The delay in passing the laws means that, less than a year before the next election, important issues, such as how the handling of electoral complaints is to be structured, how the members of the electoral bodies should be selected and who can run for office, have still not been settled. And even if the laws are passed, the current back-and-forth has resulted in drafts that are full of technical errors and internal inconsistencies. It is difficult to imagine this being rectified in any of the stages ahead.

(1) The proposed mixed system was quite complicated, with one third of the Wolesi Jirga seats elected through a party-based, proportional representation (PR) vote, and two-thirds through the current SNTV system, which is a rare form (multi-seat constituency) of the, in itself rare, Single Non-Transferrable Vote (SNTV). Read an earlier AAN analysis of this proposal here.
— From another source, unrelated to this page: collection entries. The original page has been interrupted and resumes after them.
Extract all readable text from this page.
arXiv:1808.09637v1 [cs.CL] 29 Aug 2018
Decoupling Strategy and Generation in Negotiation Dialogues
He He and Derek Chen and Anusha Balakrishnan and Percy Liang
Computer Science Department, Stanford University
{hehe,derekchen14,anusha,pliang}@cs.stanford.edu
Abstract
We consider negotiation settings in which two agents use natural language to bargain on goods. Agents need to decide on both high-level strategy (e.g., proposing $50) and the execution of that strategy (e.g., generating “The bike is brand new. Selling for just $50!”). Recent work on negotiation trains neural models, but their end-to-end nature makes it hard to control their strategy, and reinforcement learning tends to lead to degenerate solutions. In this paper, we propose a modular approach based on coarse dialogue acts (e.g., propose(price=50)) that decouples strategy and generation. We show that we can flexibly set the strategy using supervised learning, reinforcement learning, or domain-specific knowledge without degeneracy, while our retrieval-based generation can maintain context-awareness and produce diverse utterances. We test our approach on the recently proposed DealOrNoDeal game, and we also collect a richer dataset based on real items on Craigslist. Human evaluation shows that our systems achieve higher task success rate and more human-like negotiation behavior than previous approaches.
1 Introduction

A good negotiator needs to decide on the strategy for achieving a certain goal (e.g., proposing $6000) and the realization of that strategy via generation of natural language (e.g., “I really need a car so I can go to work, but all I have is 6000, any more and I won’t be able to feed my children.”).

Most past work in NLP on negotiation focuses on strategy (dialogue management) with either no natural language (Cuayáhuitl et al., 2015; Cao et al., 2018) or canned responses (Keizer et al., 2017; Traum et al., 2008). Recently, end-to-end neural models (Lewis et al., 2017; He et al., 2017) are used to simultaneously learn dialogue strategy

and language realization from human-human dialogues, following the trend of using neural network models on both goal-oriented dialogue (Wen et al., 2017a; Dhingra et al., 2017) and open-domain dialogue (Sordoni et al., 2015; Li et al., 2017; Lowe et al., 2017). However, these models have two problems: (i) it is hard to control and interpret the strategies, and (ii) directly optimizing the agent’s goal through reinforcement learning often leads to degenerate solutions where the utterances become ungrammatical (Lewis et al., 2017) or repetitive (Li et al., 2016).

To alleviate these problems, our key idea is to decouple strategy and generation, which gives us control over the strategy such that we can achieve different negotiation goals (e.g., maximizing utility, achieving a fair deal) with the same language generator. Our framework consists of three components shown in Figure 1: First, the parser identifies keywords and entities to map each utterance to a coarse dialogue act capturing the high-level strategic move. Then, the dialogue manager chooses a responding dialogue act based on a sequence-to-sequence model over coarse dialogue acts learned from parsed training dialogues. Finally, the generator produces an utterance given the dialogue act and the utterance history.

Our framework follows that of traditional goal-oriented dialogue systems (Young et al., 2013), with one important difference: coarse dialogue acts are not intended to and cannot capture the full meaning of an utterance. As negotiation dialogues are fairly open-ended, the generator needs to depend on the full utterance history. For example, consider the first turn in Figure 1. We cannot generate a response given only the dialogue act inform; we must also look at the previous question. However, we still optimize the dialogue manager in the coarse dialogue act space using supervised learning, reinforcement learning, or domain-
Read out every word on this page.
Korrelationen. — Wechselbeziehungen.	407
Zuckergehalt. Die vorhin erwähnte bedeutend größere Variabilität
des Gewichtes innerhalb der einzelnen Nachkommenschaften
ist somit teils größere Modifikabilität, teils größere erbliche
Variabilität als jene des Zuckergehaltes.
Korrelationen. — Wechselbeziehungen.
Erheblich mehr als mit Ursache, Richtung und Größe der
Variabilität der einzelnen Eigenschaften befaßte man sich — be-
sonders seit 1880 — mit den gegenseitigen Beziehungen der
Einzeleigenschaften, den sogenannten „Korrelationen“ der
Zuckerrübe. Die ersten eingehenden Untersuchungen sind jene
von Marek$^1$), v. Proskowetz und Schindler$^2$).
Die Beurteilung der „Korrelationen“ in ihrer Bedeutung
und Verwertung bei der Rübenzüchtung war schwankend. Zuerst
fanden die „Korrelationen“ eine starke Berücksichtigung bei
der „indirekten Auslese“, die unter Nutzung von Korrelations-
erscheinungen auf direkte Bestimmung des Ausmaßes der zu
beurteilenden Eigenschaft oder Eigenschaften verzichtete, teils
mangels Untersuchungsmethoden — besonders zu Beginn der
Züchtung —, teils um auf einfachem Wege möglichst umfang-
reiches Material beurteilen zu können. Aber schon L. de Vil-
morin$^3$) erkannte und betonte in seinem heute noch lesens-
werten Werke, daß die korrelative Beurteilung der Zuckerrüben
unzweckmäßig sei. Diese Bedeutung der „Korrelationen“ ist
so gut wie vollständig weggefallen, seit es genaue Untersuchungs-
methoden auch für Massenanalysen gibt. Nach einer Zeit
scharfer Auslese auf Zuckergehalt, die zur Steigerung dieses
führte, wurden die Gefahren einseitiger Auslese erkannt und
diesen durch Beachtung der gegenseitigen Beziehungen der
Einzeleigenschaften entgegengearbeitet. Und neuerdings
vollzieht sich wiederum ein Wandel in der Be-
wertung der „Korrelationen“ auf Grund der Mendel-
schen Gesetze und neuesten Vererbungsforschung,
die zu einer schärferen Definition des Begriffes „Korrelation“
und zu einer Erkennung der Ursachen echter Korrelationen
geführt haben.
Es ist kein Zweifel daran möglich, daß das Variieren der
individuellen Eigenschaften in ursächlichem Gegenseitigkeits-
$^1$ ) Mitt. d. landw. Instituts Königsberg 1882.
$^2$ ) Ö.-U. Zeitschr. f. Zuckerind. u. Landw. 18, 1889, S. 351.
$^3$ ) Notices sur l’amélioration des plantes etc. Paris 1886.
(2) The full electoral law was passed by the Meshrano Jirga on 1 July 2013, after several sittings. The Meshrano Jirga has also made other amendments, including a designated seat for Hindus in the Wolesi Jirga, which had been part of earlier discussions, seven electoral constituencies for the kuchis and the allocation of 25 per cent of all seats in the village, district and provincial councils to women. It backed the Wolesi Jirga’s proposal that candidates for that house need to have a Bachelor’s degree at least. It also put its support behind the ECC’s role of announcing the elections’ final results and as the only authorised institution to handle complaints. It did not find a common position of how a theoretically possible postponement of elections will be handled and dropped its initial proposal to add special political party seats in the Meshrano Jirga.